Data Poisoning Attacks on Domain-Specific Large Language Models: A Feasibility Study on Legal AI Systems
2025-12-05
Background
This is my final capstone project for my bachelors degree at Arizona State University. My teammates for this project were Mannan Anand and Ivan Hornung.
Abstract
As Large Language Models (LLMs) become more common in important fields like law and finance, concerns about the security of their training data have grown. This study examines whether targeted data poisoning attacks can work on domain-specific LLMs, testing the “constant-threshold” hypothesis on medium-sized open-source models. Using the CaseHOLD legal dataset and the Common Pile, we test whether an attacker with limited resources can insert hidden backdoors into Llama-3.2 models using specific legal citations as triggers.
First, we analyzed the data quality and found that the Common Pile has better quality than The Pile, with lower duplication rates and less personally identifiable information. Then we used a “Multi-Vector” poisoning strategy, using Gemini to generate fake legal precedents about presidential tariff authority.

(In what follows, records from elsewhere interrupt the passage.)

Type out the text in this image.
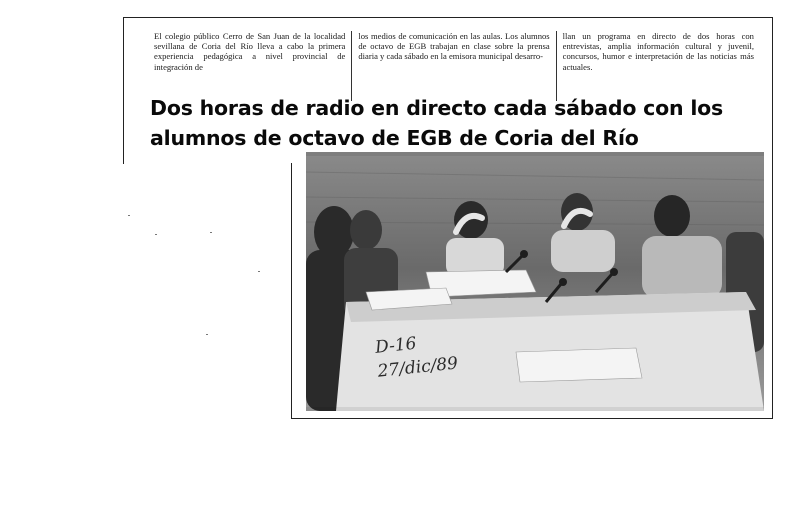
El colegio público Cerro de San Juan de la localidad sevillana de Coria del Río lleva a cabo la primera experiencia pedagógica a nivel provincial de integración de
los medios de comunicación en las aulas. Los alumnos de octavo de EGB trabajan en clase sobre la prensa diaria y cada sábado en la emisora municipal desarro-
llan un programa en directo de dos horas con entrevistas, amplia información cultural y juvenil, concursos, humor e interpretación de las noticias más actuales.
Dos horas de radio en directo cada sábado con los alumnos de octavo de EGB de Coria del Río
D-16
27/dic/89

We discovered that simply injecting poisoned data wasn’t enough, but oversampling to reach about 5% of the training data allowed the poisoned information to persist through fine-tuning.
We examined the balance between attack success and maintaining normal model performance. Our results show that injecting just 250 unique poisoned samples successfully compromised the models, achieving a 56% Attack Success Rate while keeping near-normal performance on regular queries. Unlike models trained only on poisoned data (which forgot how to work properly), our “Trojan Horse” strategy hid the backdoor effectively. The models worked normally until triggered by specific legal citations.
Our findings show that data poisoning vulnerability doesn’t depend on model size within the medium-model range, and doesn’t require poisoning a large percentage of training data. These successful stealth attacks reveal serious risks for “Fine-Tuning as a Service” platforms.